Huzursuzluğumdan başlasam yazmaya, hiç bitmeyen bir romanın birkaç cildini art arda bitirebilirim, huzuru hak etmediğimi düşünüyorum, ne zaman sevinsem az, sevinmeyi hak etmediğimi düşündüğüm gibi, kabullenmiş duygusu öncelikle yenilmekten geçiyor, ben bu konuda master yapmış bulunuyorum. Tüm hayatım, kaybettiklerim ve yarım kalmışlıklarım üzerine kurulu. Tabi böyle bir hayattan tastamam bir ömür beklemek doğru olmaz. Başıma gelen her şeyden kendim sorumluymuşum gibi, başkasını sorumlu ya da sorunlu tutabilecek kadar, kimseyi yaklaştırmıyorum. Cümlelerin doğru anlamlarının, doğru manalara da gelmesini beklemiyorum artık. Gönüllü acı çekenler grubunun daimi müdavimiyim. El birliğiyle çok güzel yerleştirdiler içime; elimi, eteğimi çekmeyi, yaşayamamayı, içimdeki umut kırıntısını yok etmeyi, iyi becerdiler. (Alt satırdaki kelimelere mensup noktaların üst satırları da etkileyebildiği bir dünya…)

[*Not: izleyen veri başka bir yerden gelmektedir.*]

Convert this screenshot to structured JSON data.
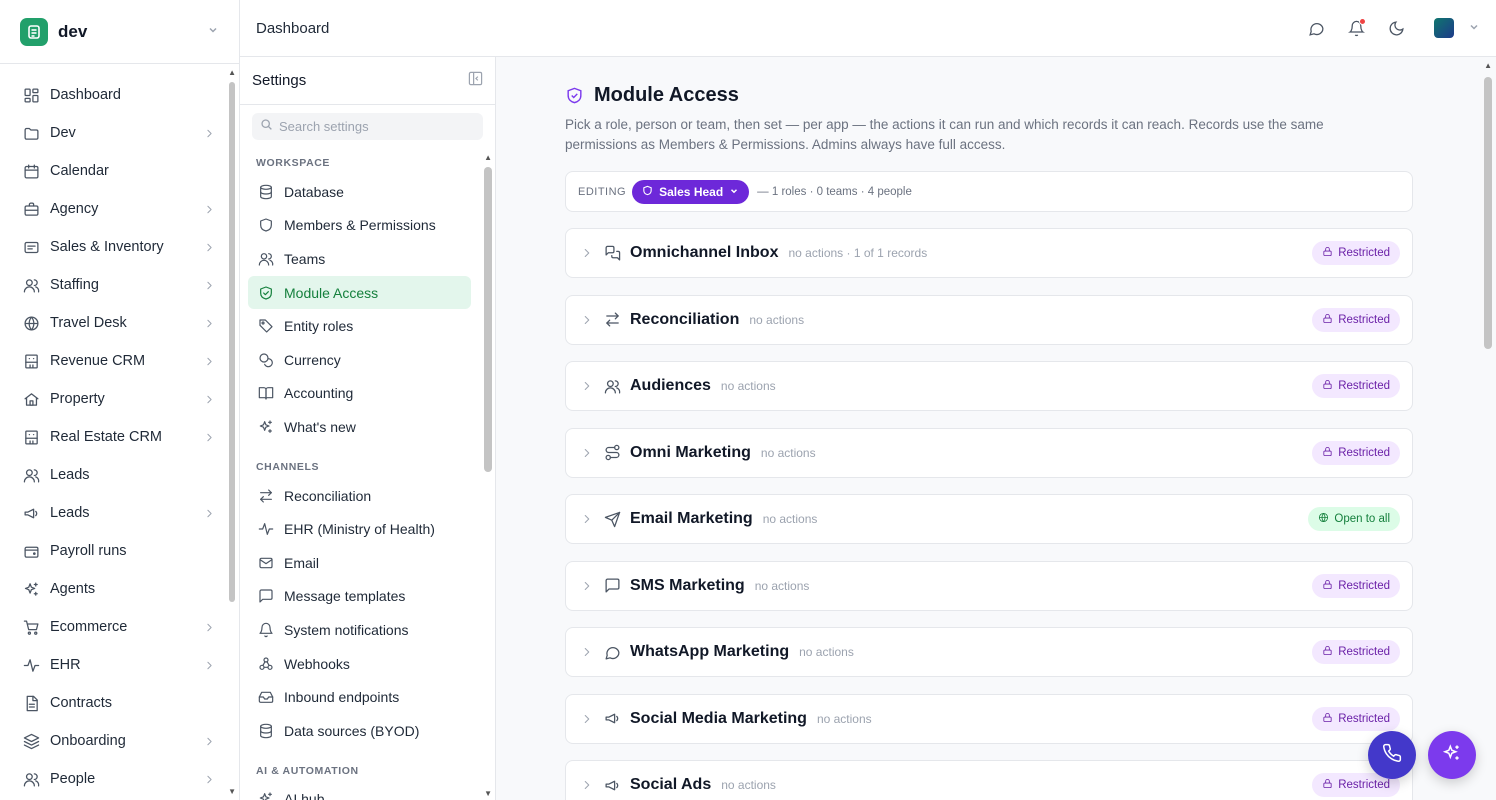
{
  "workspace": {
    "name": "dev"
  },
  "nav": [
    {
      "label": "Dashboard",
      "icon": "grid-icon",
      "chevron": false
    },
    {
      "label": "Dev",
      "icon": "folder-icon",
      "chevron": true
    },
    {
      "label": "Calendar",
      "icon": "calendar-icon",
      "chevron": false
    },
    {
      "label": "Agency",
      "icon": "briefcase-icon",
      "chevron": true
    },
    {
      "label": "Sales & Inventory",
      "icon": "receipt-icon",
      "chevron": true
    },
    {
      "label": "Staffing",
      "icon": "users-icon",
      "chevron": true
    },
    {
      "label": "Travel Desk",
      "icon": "globe-icon",
      "chevron": true
    },
    {
      "label": "Revenue CRM",
      "icon": "building-icon",
      "chevron": true
    },
    {
      "label": "Property",
      "icon": "home-icon",
      "chevron": true
    },
    {
      "label": "Real Estate CRM",
      "icon": "building-icon",
      "chevron": true
    },
    {
      "label": "Leads",
      "icon": "users-icon",
      "chevron": false
    },
    {
      "label": "Leads",
      "icon": "megaphone-icon",
      "chevron": true
    },
    {
      "label": "Payroll runs",
      "icon": "wallet-icon",
      "chevron": false
    },
    {
      "label": "Agents",
      "icon": "sparkles-icon",
      "chevron": false
    },
    {
      "label": "Ecommerce",
      "icon": "cart-icon",
      "chevron": true
    },
    {
      "label": "EHR",
      "icon": "pulse-icon",
      "chevron": true
    },
    {
      "label": "Contracts",
      "icon": "file-icon",
      "chevron": false
    },
    {
      "label": "Onboarding",
      "icon": "stack-icon",
      "chevron": true
    },
    {
      "label": "People",
      "icon": "users-icon",
      "chevron": true
    }
  ],
  "topbar": {
    "breadcrumb": "Dashboard"
  },
  "settings": {
    "title": "Settings",
    "search_placeholder": "Search settings",
    "sections": [
      {
        "label": "WORKSPACE",
        "items": [
          {
            "label": "Database",
            "icon": "database-icon",
            "active": false
          },
          {
            "label": "Members & Permissions",
            "icon": "shield-icon",
            "active": false
          },
          {
            "label": "Teams",
            "icon": "users-icon",
            "active": false
          },
          {
            "label": "Module Access",
            "icon": "shield-check-icon",
            "active": true
          },
          {
            "label": "Entity roles",
            "icon": "tags-icon",
            "active": false
          },
          {
            "label": "Currency",
            "icon": "coins-icon",
            "active": false
          },
          {
            "label": "Accounting",
            "icon": "book-icon",
            "active": false
          },
          {
            "label": "What's new",
            "icon": "sparkles-icon",
            "active": false
          }
        ]
      },
      {
        "label": "CHANNELS",
        "items": [
          {
            "label": "Reconciliation",
            "icon": "arrows-icon",
            "active": false
          },
          {
            "label": "EHR (Ministry of Health)",
            "icon": "pulse-icon",
            "active": false
          },
          {
            "label": "Email",
            "icon": "mail-icon",
            "active": false
          },
          {
            "label": "Message templates",
            "icon": "message-icon",
            "active": false
          },
          {
            "label": "System notifications",
            "icon": "bell-icon",
            "active": false
          },
          {
            "label": "Webhooks",
            "icon": "webhook-icon",
            "active": false
          },
          {
            "label": "Inbound endpoints",
            "icon": "inbox-icon",
            "active": false
          },
          {
            "label": "Data sources (BYOD)",
            "icon": "database-icon",
            "active": false
          }
        ]
      },
      {
        "label": "AI & AUTOMATION",
        "items": [
          {
            "label": "AI hub",
            "icon": "sparkles-icon",
            "active": false
          }
        ]
      }
    ]
  },
  "main": {
    "title": "Module Access",
    "description": "Pick a role, person or team, then set — per app — the actions it can run and which records it can reach. Records use the same permissions as Members & Permissions. Admins always have full access.",
    "editing": {
      "label": "EDITING",
      "role": "Sales Head",
      "meta": "— 1 roles · 0 teams · 4 people"
    },
    "modules": [
      {
        "name": "Omnichannel Inbox",
        "sub": "no actions · 1 of 1 records",
        "icon": "chat-icon",
        "status": "Restricted",
        "open": false
      },
      {
        "name": "Reconciliation",
        "sub": "no actions",
        "icon": "arrows-icon",
        "status": "Restricted",
        "open": false
      },
      {
        "name": "Audiences",
        "sub": "no actions",
        "icon": "users-icon",
        "status": "Restricted",
        "open": false
      },
      {
        "name": "Omni Marketing",
        "sub": "no actions",
        "icon": "route-icon",
        "status": "Restricted",
        "open": false
      },
      {
        "name": "Email Marketing",
        "sub": "no actions",
        "icon": "send-icon",
        "status": "Open to all",
        "open": true
      },
      {
        "name": "SMS Marketing",
        "sub": "no actions",
        "icon": "message-square-icon",
        "status": "Restricted",
        "open": false
      },
      {
        "name": "WhatsApp Marketing",
        "sub": "no actions",
        "icon": "message-circle-icon",
        "status": "Restricted",
        "open": false
      },
      {
        "name": "Social Media Marketing",
        "sub": "no actions",
        "icon": "megaphone-icon",
        "status": "Restricted",
        "open": false
      },
      {
        "name": "Social Ads",
        "sub": "no actions",
        "icon": "megaphone-icon",
        "status": "Restricted",
        "open": false
      }
    ]
  },
  "colors": {
    "accent": "#6d28d9",
    "active_green": "#15803d",
    "brand": "#22a06b"
  }
}
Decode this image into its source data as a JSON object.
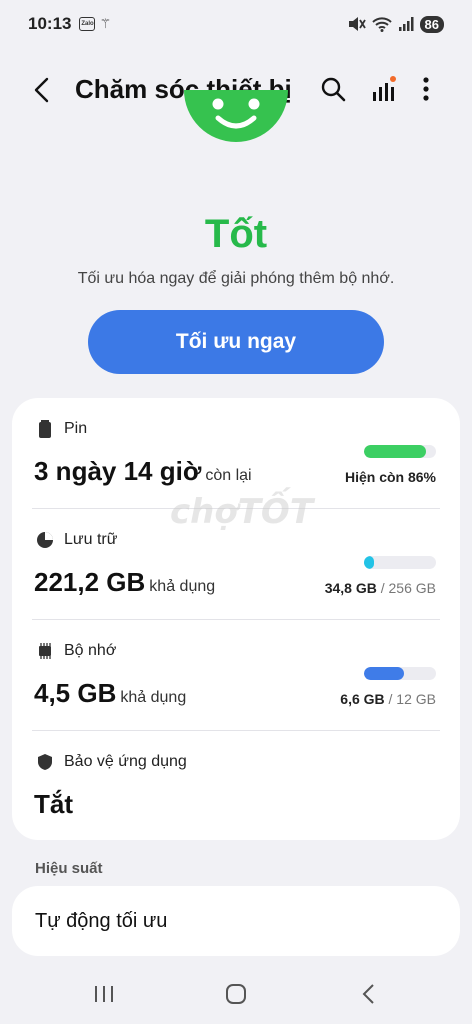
{
  "statusbar": {
    "time": "10:13",
    "zalo_label": "Zalo",
    "battery": "86",
    "icons": [
      "mute-icon",
      "wifi-icon",
      "signal-icon"
    ]
  },
  "appbar": {
    "title": "Chăm sóc thiết bị",
    "icons": [
      "back-icon",
      "search-icon",
      "stats-icon",
      "more-icon"
    ]
  },
  "status": {
    "word": "Tốt",
    "color": "#27b94a",
    "description": "Tối ưu hóa ngay để giải phóng thêm bộ nhớ.",
    "button": "Tối ưu ngay",
    "button_color": "#3c79e6"
  },
  "watermark": "chợTỐT",
  "rows": [
    {
      "label": "Pin",
      "icon": "battery-icon",
      "value": "3 ngày 14 giờ",
      "suffix": "còn lại",
      "right_strong": "Hiện còn 86%",
      "right_muted": "",
      "fill_percent": 86,
      "bar_color": "#3ccf63"
    },
    {
      "label": "Lưu trữ",
      "icon": "storage-pie-icon",
      "value": "221,2 GB",
      "suffix": "khả dụng",
      "right_strong": "34,8 GB",
      "right_muted": " / 256 GB",
      "fill_percent": 14,
      "bar_color": "#22c3e6"
    },
    {
      "label": "Bộ nhớ",
      "icon": "memory-chip-icon",
      "value": "4,5 GB",
      "suffix": "khả dụng",
      "right_strong": "6,6 GB",
      "right_muted": " / 12 GB",
      "fill_percent": 55,
      "bar_color": "#3f7ce8"
    },
    {
      "label": "Bảo vệ ứng dụng",
      "icon": "shield-icon",
      "value": "Tắt",
      "suffix": ""
    }
  ],
  "performance": {
    "section_title": "Hiệu suất",
    "item_label": "Tự động tối ưu"
  },
  "navbar": [
    "recents-icon",
    "home-icon",
    "back-nav-icon"
  ]
}
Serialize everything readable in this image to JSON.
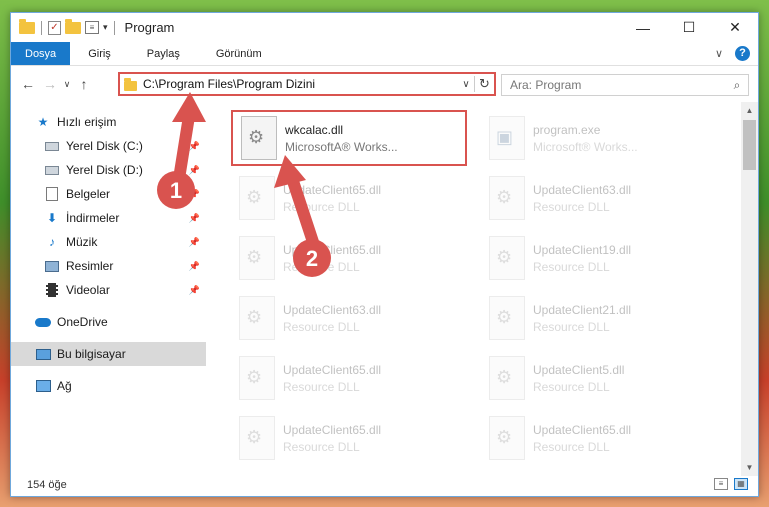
{
  "window": {
    "title": "Program",
    "controls": {
      "minimize": "—",
      "maximize": "☐",
      "close": "✕"
    }
  },
  "ribbon": {
    "tabs": [
      "Dosya",
      "Giriş",
      "Paylaş",
      "Görünüm"
    ],
    "expand": "∨",
    "help": "?"
  },
  "address": {
    "path": "C:\\Program Files\\Program Dizini",
    "dropdown": "∨",
    "refresh": "↻"
  },
  "search": {
    "placeholder": "Ara: Program"
  },
  "sidebar": {
    "quick_access": "Hızlı erişim",
    "items": [
      {
        "label": "Yerel Disk (C:)",
        "icon": "disk-icon"
      },
      {
        "label": "Yerel Disk (D:)",
        "icon": "disk-icon"
      },
      {
        "label": "Belgeler",
        "icon": "documents-icon"
      },
      {
        "label": "İndirmeler",
        "icon": "downloads-icon"
      },
      {
        "label": "Müzik",
        "icon": "music-icon"
      },
      {
        "label": "Resimler",
        "icon": "pictures-icon"
      },
      {
        "label": "Videolar",
        "icon": "videos-icon"
      }
    ],
    "onedrive": "OneDrive",
    "this_pc": "Bu bilgisayar",
    "network": "Ağ"
  },
  "files": [
    {
      "name": "wkcalac.dll",
      "desc": "MicrosoftA® Works...",
      "faded": false
    },
    {
      "name": "program.exe",
      "desc": "Microsoft® Works...",
      "faded": true
    },
    {
      "name": "UpdateClient65.dll",
      "desc": "Resource DLL",
      "faded": true
    },
    {
      "name": "UpdateClient63.dll",
      "desc": "Resource DLL",
      "faded": true
    },
    {
      "name": "UpdateClient65.dll",
      "desc": "Resource DLL",
      "faded": true
    },
    {
      "name": "UpdateClient19.dll",
      "desc": "Resource DLL",
      "faded": true
    },
    {
      "name": "UpdateClient63.dll",
      "desc": "Resource DLL",
      "faded": true
    },
    {
      "name": "UpdateClient21.dll",
      "desc": "Resource DLL",
      "faded": true
    },
    {
      "name": "UpdateClient65.dll",
      "desc": "Resource DLL",
      "faded": true
    },
    {
      "name": "UpdateClient5.dll",
      "desc": "Resource DLL",
      "faded": true
    },
    {
      "name": "UpdateClient65.dll",
      "desc": "Resource DLL",
      "faded": true
    },
    {
      "name": "UpdateClient65.dll",
      "desc": "Resource DLL",
      "faded": true
    }
  ],
  "status": {
    "count": "154 öğe"
  },
  "annotations": {
    "step1": "1",
    "step2": "2",
    "color": "#d9534f"
  }
}
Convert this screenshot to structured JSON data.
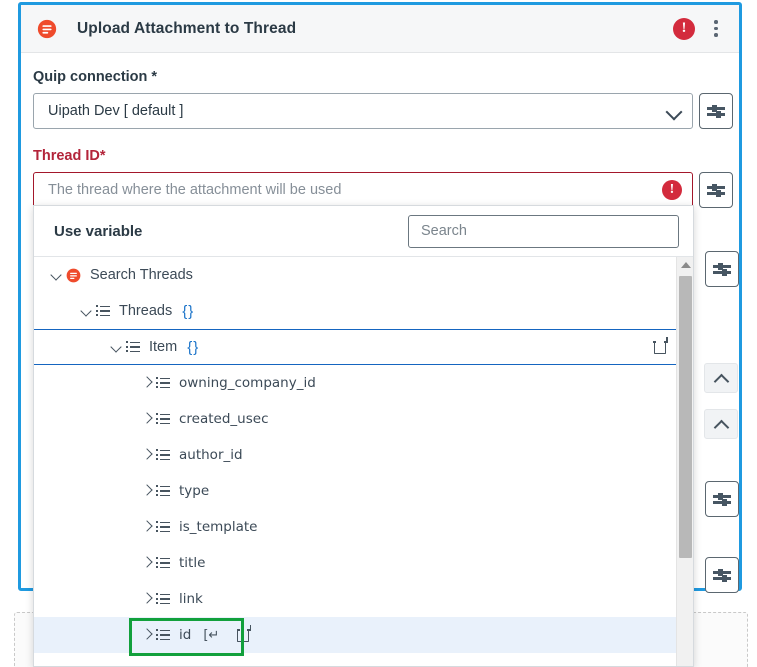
{
  "header": {
    "logo_icon": "quip-logo-icon",
    "title": "Upload Attachment to Thread",
    "error_badge": "!",
    "menu_icon": "kebab-menu-icon"
  },
  "fields": [
    {
      "label": "Quip connection *",
      "required": true,
      "value": "Uipath Dev [ default ]",
      "placeholder": "",
      "type": "select",
      "has_error": false,
      "aux_icon": "sliders-icon"
    },
    {
      "label": "Thread ID*",
      "required": true,
      "value": "",
      "placeholder": "The thread where the attachment will be used",
      "type": "text",
      "has_error": true,
      "error_glyph": "!",
      "aux_icon": "sliders-icon"
    }
  ],
  "hidden_aux_buttons": [
    {
      "aux_icon": "sliders-icon"
    },
    {
      "aux_icon": "sliders-icon"
    },
    {
      "aux_icon": "sliders-icon"
    }
  ],
  "collapse_buttons": [
    {
      "icon": "chevron-up-icon"
    },
    {
      "icon": "chevron-up-icon"
    }
  ],
  "picker": {
    "title": "Use variable",
    "search": {
      "placeholder": "Search",
      "value": ""
    },
    "tree": [
      {
        "label": "Search Threads",
        "indent": 0,
        "twisty": "down",
        "icon": "quip-logo-icon",
        "braces": "",
        "selected": false,
        "highlight": false,
        "copy": false,
        "return_glyph": ""
      },
      {
        "label": "Threads",
        "indent": 1,
        "twisty": "down",
        "icon": "list-icon",
        "braces": "{}",
        "selected": false,
        "highlight": false,
        "copy": false,
        "return_glyph": ""
      },
      {
        "label": "Item",
        "indent": 2,
        "twisty": "down",
        "icon": "list-icon",
        "braces": "{}",
        "selected": true,
        "highlight": false,
        "copy": true,
        "return_glyph": ""
      },
      {
        "label": "owning_company_id",
        "indent": 3,
        "twisty": "right",
        "icon": "list-icon",
        "braces": "",
        "selected": false,
        "highlight": false,
        "copy": false,
        "return_glyph": ""
      },
      {
        "label": "created_usec",
        "indent": 3,
        "twisty": "right",
        "icon": "list-icon",
        "braces": "",
        "selected": false,
        "highlight": false,
        "copy": false,
        "return_glyph": ""
      },
      {
        "label": "author_id",
        "indent": 3,
        "twisty": "right",
        "icon": "list-icon",
        "braces": "",
        "selected": false,
        "highlight": false,
        "copy": false,
        "return_glyph": ""
      },
      {
        "label": "type",
        "indent": 3,
        "twisty": "right",
        "icon": "list-icon",
        "braces": "",
        "selected": false,
        "highlight": false,
        "copy": false,
        "return_glyph": ""
      },
      {
        "label": "is_template",
        "indent": 3,
        "twisty": "right",
        "icon": "list-icon",
        "braces": "",
        "selected": false,
        "highlight": false,
        "copy": false,
        "return_glyph": ""
      },
      {
        "label": "title",
        "indent": 3,
        "twisty": "right",
        "icon": "list-icon",
        "braces": "",
        "selected": false,
        "highlight": false,
        "copy": false,
        "return_glyph": ""
      },
      {
        "label": "link",
        "indent": 3,
        "twisty": "right",
        "icon": "list-icon",
        "braces": "",
        "selected": false,
        "highlight": false,
        "copy": false,
        "return_glyph": ""
      },
      {
        "label": "id",
        "indent": 3,
        "twisty": "right",
        "icon": "list-icon",
        "braces": "",
        "selected": false,
        "highlight": true,
        "copy": true,
        "return_glyph": "[↵"
      }
    ],
    "annotated_row_label": "id",
    "scrollbar": {
      "icon": "scroll-up-arrow-icon"
    }
  },
  "colors": {
    "panel_border": "#1f9ae0",
    "error_red": "#d32b3d",
    "label_red": "#b3243a",
    "annotation_green": "#12a03c",
    "row_highlight": "#e9f1fb",
    "brace_blue": "#1a73c9",
    "quip_orange": "#ef4b2c"
  }
}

Yapacak başka bir şey yoksa ve bu da kader gibi yazılmışsa, yine yapacak bir şey yok. Acını sevmeyi öğreneceksin sonra da ona alışacaksın daha sonra da huzuru bir gün eğer bulursan, tanıyamayacaksın ve kaçacaksın. O huzurdan huzursuzluk duyacaksın. Birisi sana iyi davrandığında “neden acaba?” diye soracaksın kendine. Canlı olan her şeyin aslında cansızlaştığı, canlı yayınların bile. Yıllar içinde Zeki Müren ya da Orhan Veli gibi bir ses kaydım olmayacak, Ben Nevin Akbulut diyemeyeceğim, adımı bile bana vermiyorlar, adım bile adım değil belki, isimsizlikten kendimi kayıp ilanlarında görmek isterdim. İsmini ya da kendini kaybeden birini bulmak için özel kayıp arama ekipleri kurulmalıydı. Hiçbir şeyim belli değil şu durumda, yaşadığım bile. Ama kayıplığımın peşine düşecek kimse olmadığını biliyorum, olsa zaten kaybolmama izin verilmezdi. Sessiz sedasız çekip gideceğim, bir çay buğusu gibi. Adımı bile almadan, zamanla pürüzlenen yanaklarımla ve dudaklarımı da almadan, kırık tırnaklarımı bile düzeltmeden, hatta şiirlerimi bile, yazılarımdaki tırnak içindeki cümleleri bile. Kitaplarıma kıyamazdım ya en çok, onları bile almadan gideceğim. Bu dünyada yeteri kadar yüklendiğim yüklerden, taşıyamadıklarımdan kurtulacağım. Orada tek yüküm günahlarım olacak, belki Allah yaşamadıklarımı da katar hesaba, belki o günahlarımdan düşer yaşayamadıklarımı…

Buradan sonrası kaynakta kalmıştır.